29/06/2009 – 11:06
Como o advogado Isaac Duarte de Barros Jr. é um dos mais assíduos frequentadores deste Blog, tendo a hombridade de expor sempre de forma transparente suas opiniões, sem precisar se esconder atrás de pseudônimos, transcrevo aqui a defesa feita por seu colega criminalista, Fábio Trad, presidente da Seccional da OAB do Mato Grosso do Sul, também frequentador deste espaço, a propósito da denúncia do Ministério Público Federal por causa de um artigo publicado em O Progresso:
“A criminalização da opinião é um dos mais grotescos sintomas dos regimes de exceção e deve ser banida do Estado democrático de Direito sob pena de brincarmos de fazer uma democracia, quando, em verdade, aceitaremos uma ditadura disfarçada”. Assim, o presidente da Seccional da Ordem dos Advogados do Brasil de Mato Grosso do Sul, Fábio Trad, condenou, publicamente, a iniciativa da Procuradoria Geral da República no Estado de denunciar, criminalmente, o advogado e jornalista Issas Duarte de Barros Jr. por ter supostamente praticado crime de racismo contra os índios em artigo recentemente publicado no Jornal “O Progresso”, de Dourados (MS).
Para Fábio Trad, o MPF está “agindo contra a Constituição Federal” ao criminalizar o pensamento de um respeitado articulista e advogado criminalista que, em análise sociológica formatada em artigo jornalístico, abordou a grave problemática social que envolve os índios e os proprietários rurais. “Em verdade, a ação do MPF não é contra o advogado e jornalista Issac, mas contra a liberdade de expressão e manifestação de pensamento. É um grave e perigoso precedente que se deflagra em um momento político de clara expansão do princípio da liberdade de pensamento expresso pelo STF ao revogar todo o entulho autoritário que era a Lei de Imprensa de 1967”, afirma o presidente da OAB-MS.
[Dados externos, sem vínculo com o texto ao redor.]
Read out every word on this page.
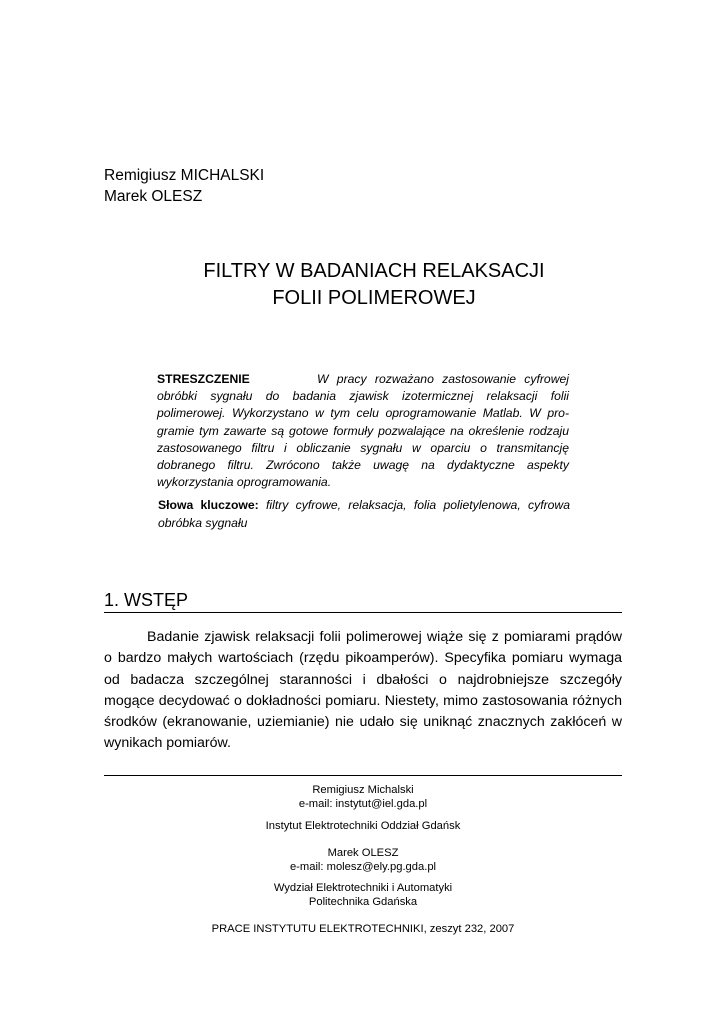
Remigiusz MICHALSKI
Marek OLESZ
FILTRY W BADANIACH RELAKSACJI
FOLII POLIMEROWEJ
STRESZCZENIE	W pracy rozważano zastosowanie cyfrowej obróbki sygnału do badania zjawisk izotermicznej relaksacji folii polimerowej. Wykorzystano w tym celu oprogramowanie Matlab. W programie tym zawarte są gotowe formuły pozwalające na określenie rodzaju zastosowanego filtru i obliczanie sygnału w oparciu o transmitancję dobranego filtru. Zwrócono także uwagę na dydaktyczne aspekty wykorzystania oprogramowania.
Słowa kluczowe: filtry cyfrowe, relaksacja, folia polietylenowa, cyfrowa obróbka sygnału
1. WSTĘP

Badanie zjawisk relaksacji folii polimerowej wiąże się z pomiarami prądów o bardzo małych wartościach (rzędu pikoamperów). Specyfika pomiaru wymaga od badacza szczególnej staranności i dbałości o najdrobniejsze szczegóły mogące decydować o dokładności pomiaru. Niestety, mimo zastosowania różnych środków (ekranowanie, uziemianie) nie udało się uniknąć znacznych zakłóceń w wynikach pomiarów.

Remigiusz Michalski
e-mail: instytut@iel.gda.pl
Instytut Elektrotechniki Oddział Gdańsk
Marek OLESZ
e-mail: molesz@ely.pg.gda.pl
Wydział Elektrotechniki i Automatyki
Politechnika Gdańska
PRACE INSTYTUTU ELEKTROTECHNIKI, zeszyt 232, 2007
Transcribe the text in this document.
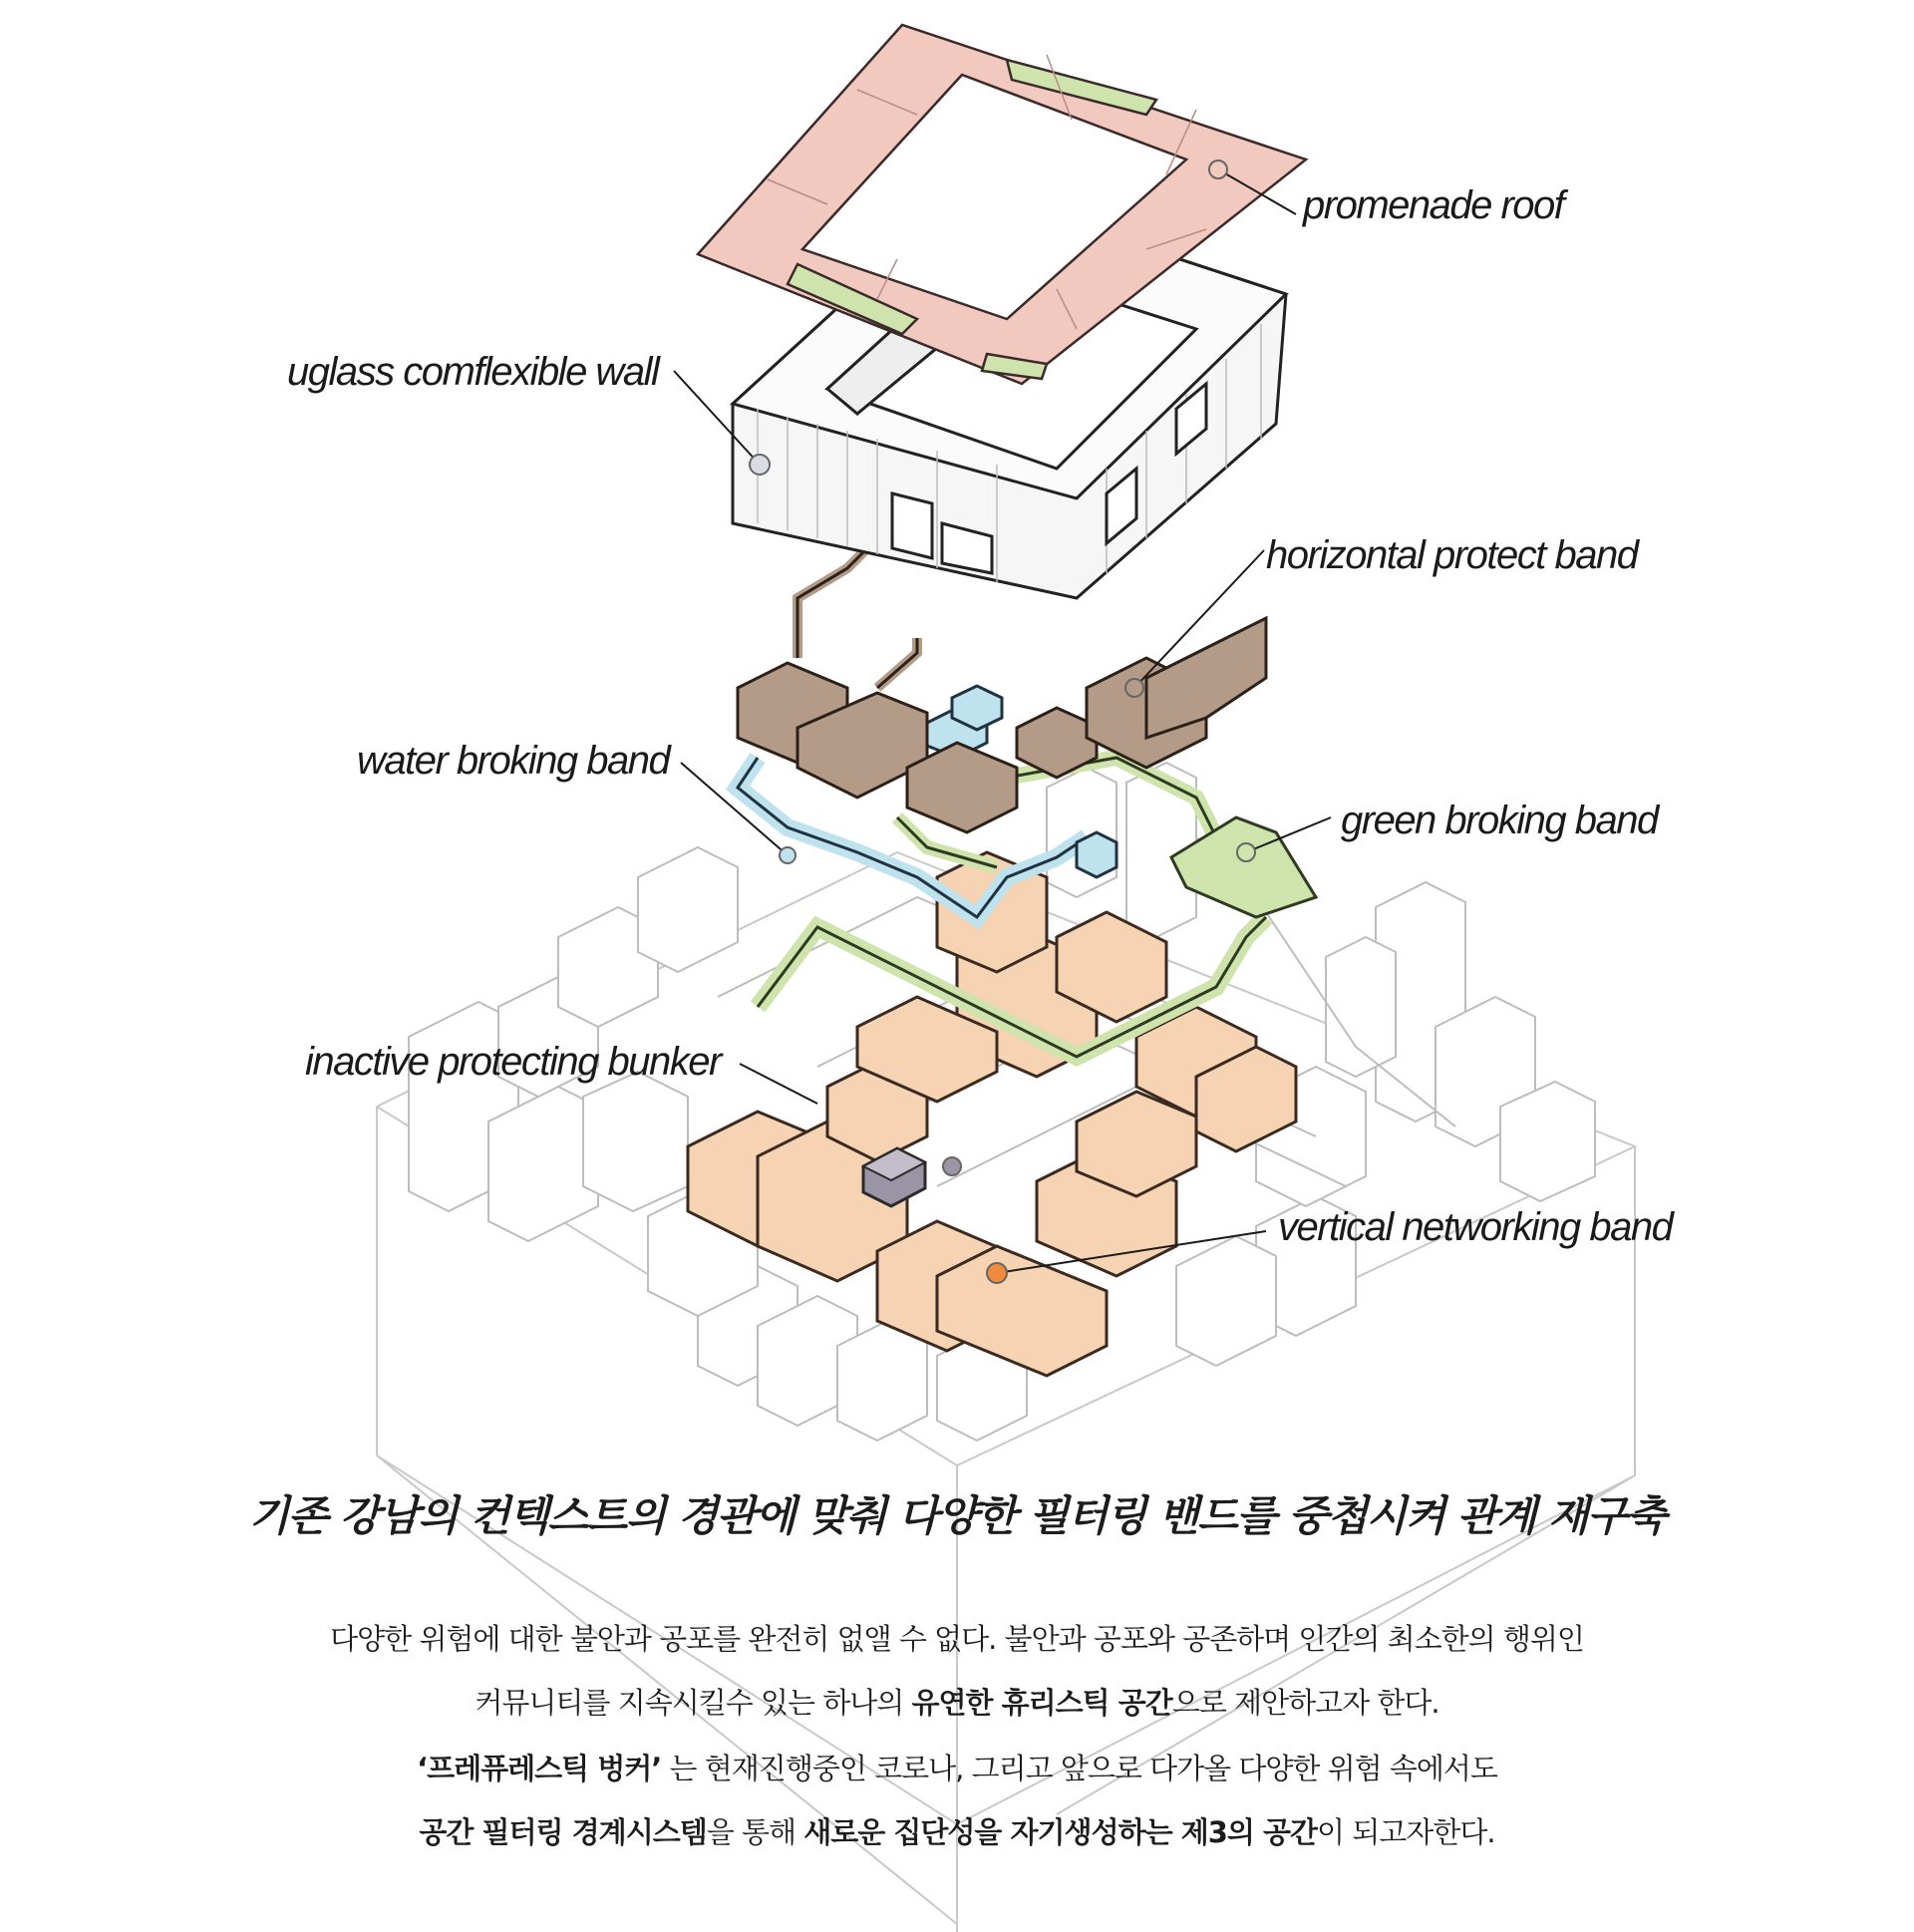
promenade roof
uglass comflexible wall
horizontal protect band
water broking band
green broking band
inactive protecting bunker
vertical networking band
기존 강남의 컨텍스트의 경관에 맞춰 다양한 필터링 밴드를 중첩시켜 관계 재구축
다양한 위험에 대한 불안과 공포를 완전히 없앨 수 없다. 불안과 공포와 공존하며 인간의 최소한의 행위인
커뮤니티를 지속시킬수 있는 하나의 유연한 휴리스틱 공간으로 제안하고자 한다.
‘프레퓨레스틱 벙커’ 는 현재진행중인 코로나, 그리고 앞으로 다가올 다양한 위험 속에서도
공간 필터링 경계시스템을 통해 새로운 집단성을 자기생성하는 제3의 공간이 되고자한다.
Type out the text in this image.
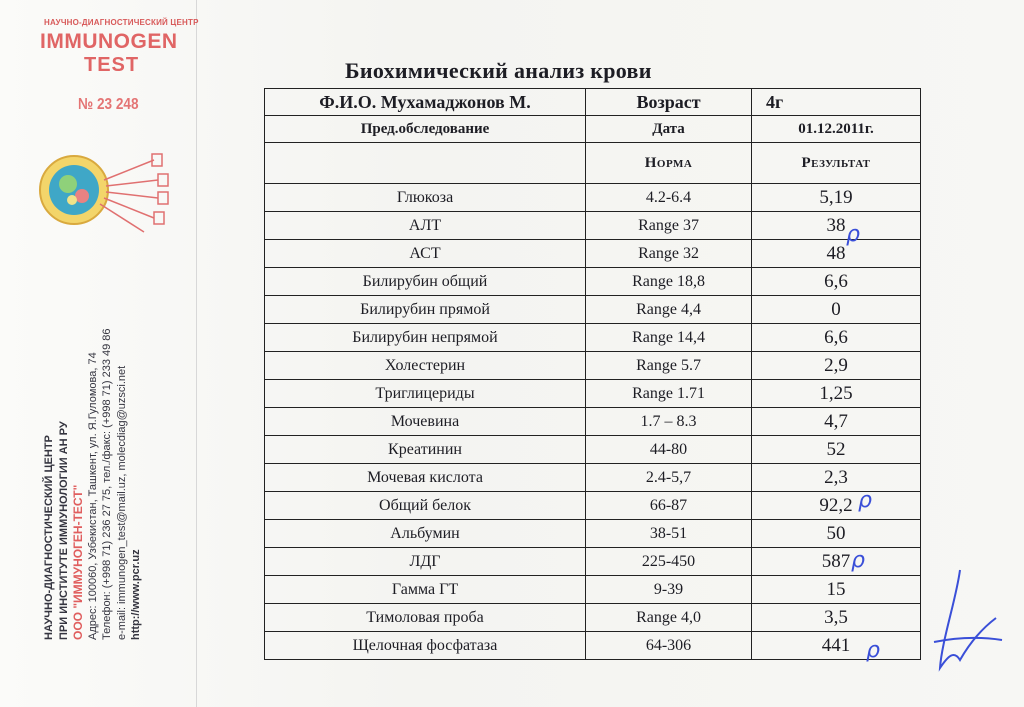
НАУЧНО-ДИАГНОСТИЧЕСКИЙ ЦЕНТР
IMMUNOGEN
TEST
№ 23 248
НАУЧНО-ДИАГНОСТИЧЕСКИЙ ЦЕНТР ПРИ ИНСТИТУТЕ ИММУНОЛОГИИ АН РУ ООО "ИММУНОГЕН-ТЕСТ" Адрес: 100060, Узбекистан, Ташкент, ул. Я.Гуломова, 74 Телефон: (+998 71) 236 27 75, тел./факс: (+998 71) 233 49 86 e-mail: immunogen_test@mail.uz, molecdiag@uzsci.net http://www.pcr.uz
Биохимический анализ крови
Ф.И.О. Мухамаджонов М.	Возраст	4г
Пред.обследование	Дата	01.12.2011г.
	Норма	Результат
Глюкоза	4.2-6.4	5,19
АЛТ	Range 37	38
АСТ	Range 32	48
Билирубин общий	Range 18,8	6,6
Билирубин прямой	Range 4,4	0
Билирубин непрямой	Range 14,4	6,6
Холестерин	Range 5.7	2,9
Триглицериды	Range 1.71	1,25
Мочевина	1.7 – 8.3	4,7
Креатинин	44-80	52
Мочевая кислота	2.4-5,7	2,3
Общий белок	66-87	92,2
Альбумин	38-51	50
ЛДГ	225-450	587
Гамма ГТ	9-39	15
Тимоловая проба	Range 4,0	3,5
Щелочная фосфатаза	64-306	441
ρ
ρ
ρ
ρ
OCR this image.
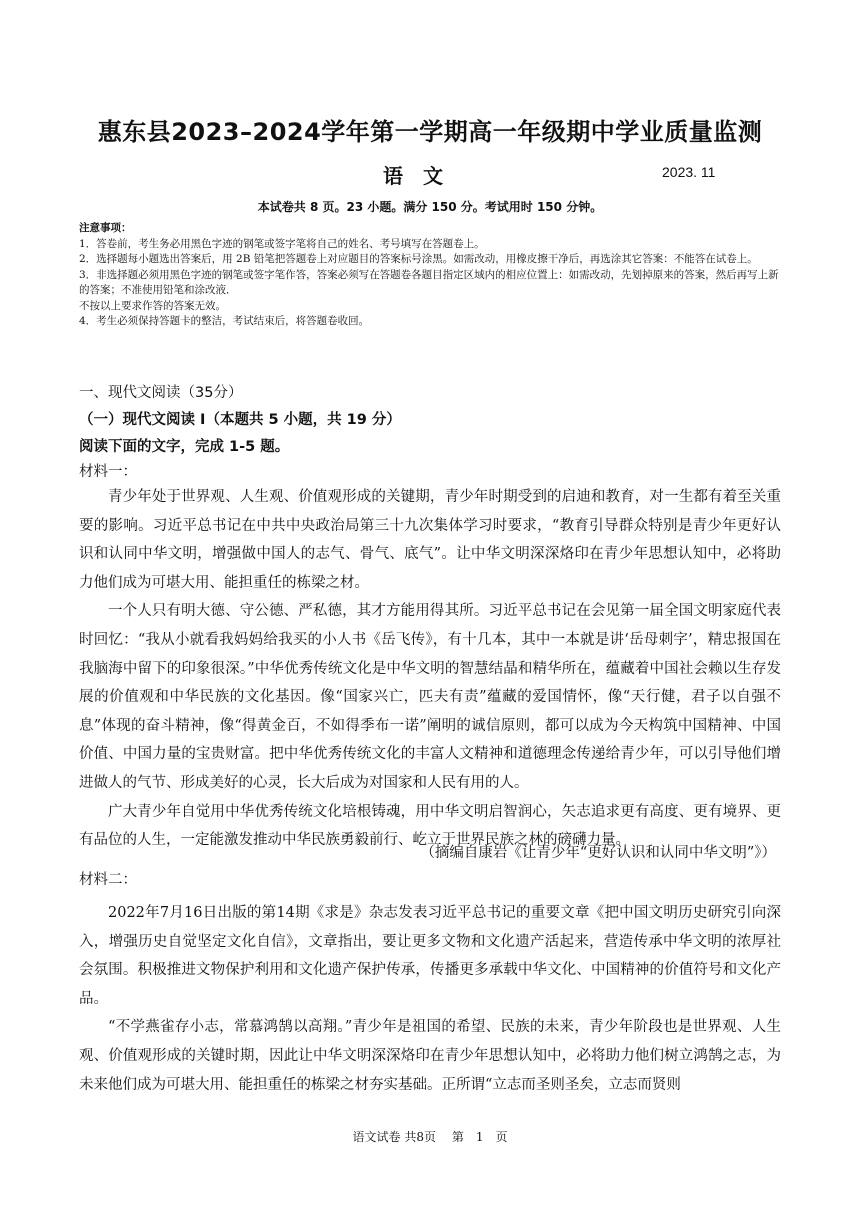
惠东县2023–2024学年第一学期高一年级期中学业质量监测
语文	2023. 11
本试卷共 8 页。23 小题。满分 150 分。考试用时 150 分钟。

注意事项：

1．答卷前，考生务必用黑色字迹的钢笔或签字笔将自己的姓名、考号填写在答题卷上。

2．选择题每小题选出答案后，用 2B 铅笔把答题卷上对应题目的答案标号涂黑。如需改动，用橡皮擦干净后，再选涂其它答案：不能答在试卷上。

3．非选择题必须用黑色字迹的钢笔或签字笔作答，答案必须写在答题卷各题目指定区域内的相应位置上：如需改动，先划掉原来的答案，然后再写上新的答案；不准使用铅笔和涂改液．

不按以上要求作答的答案无效。

4．考生必须保持答题卡的整洁，考试结束后，将答题卷收回。

一、现代文阅读（35分）
（一）现代文阅读 I（本题共 5 小题，共 19 分）
阅读下面的文字，完成 1-5 题。
材料一：

青少年处于世界观、人生观、价值观形成的关键期，青少年时期受到的启迪和教育，对一生都有着至关重要的影响。习近平总书记在中共中央政治局第三十九次集体学习时要求，“教育引导群众特别是青少年更好认识和认同中华文明，增强做中国人的志气、骨气、底气”。让中华文明深深烙印在青少年思想认知中，必将助力他们成为可堪大用、能担重任的栋梁之材。

一个人只有明大德、守公德、严私德，其才方能用得其所。习近平总书记在会见第一届全国文明家庭代表时回忆：“我从小就看我妈妈给我买的小人书《岳飞传》，有十几本，其中一本就是讲‘岳母刺字’，精忠报国在我脑海中留下的印象很深。”中华优秀传统文化是中华文明的智慧结晶和精华所在，蕴藏着中国社会赖以生存发展的价值观和中华民族的文化基因。像“国家兴亡，匹夫有责”蕴藏的爱国情怀，像“天行健，君子以自强不息”体现的奋斗精神，像“得黄金百，不如得季布一诺”阐明的诚信原则，都可以成为今天构筑中国精神、中国价值、中国力量的宝贵财富。把中华优秀传统文化的丰富人文精神和道德理念传递给青少年，可以引导他们增进做人的气节、形成美好的心灵，长大后成为对国家和人民有用的人。

广大青少年自觉用中华优秀传统文化培根铸魂，用中华文明启智润心，矢志追求更有高度、更有境界、更有品位的人生，一定能激发推动中华民族勇毅前行、屹立于世界民族之林的磅礴力量。

（摘编自康岩《让青少年“更好认识和认同中华文明”》）
材料二：

2022年7月16日出版的第14期《求是》杂志发表习近平总书记的重要文章《把中国文明历史研究引向深入，增强历史自觉坚定文化自信》，文章指出，要让更多文物和文化遗产活起来，营造传承中华文明的浓厚社会氛围。积极推进文物保护利用和文化遗产保护传承，传播更多承载中华文化、中国精神的价值符号和文化产品。

“不学燕雀存小志，常慕鸿鹄以高翔。”青少年是祖国的希望、民族的未来，青少年阶段也是世界观、人生观、价值观形成的关键时期，因此让中华文明深深烙印在青少年思想认知中，必将助力他们树立鸿鹄之志，为未来他们成为可堪大用、能担重任的栋梁之材夯实基础。正所谓“立志而圣则圣矣，立志而贤则

语文试卷 共8页 第　1　页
Para o representante da advocacia sul-mato-grossense, “seria mais compatível com a história do MPF que, ao invés de processar criminalmente um pensador, debatesse e discutisse o tema no foro adequado, que é a sociedade, através da imprensa, das universidades, de associações de classe, etc.” E foi além: “Jamais enveredar pelo caminho arbitrário do tom policialesco que recorda a censura e o silêncio forçado das ditaduras”, afirmou Fábio Trad.
O presidente informa que nesta terça feira (30), a OAB-MS publicará uma “Nota de Apoio” ao advogado Issac Duarte e iniciará as providências para o ingresso de todas as medidas judiciais que visem defender e proteger a liberdade de expressão e manifestação de pensamento. Fábio Trad conclui frisando: “A OAB-MS é pioneira no Brasil em criar a Comissão de Defesa dos Direitos do Índio de forma que tem autoridade moral para se levantar contra a criminalização do pensamento, porque da mesma forma que estão tentando silenciar a voz de um advogado e jornalista hoje, poderão outros, com base neste mesmo procedimento, se utilizar do mesmo expediente para calar a voz dos índios que gritam pela justiça quando combatem a exploração de que são vítimas. Este é um caso político-institucional, e não policial-criminal”, declarou Fábio Trad.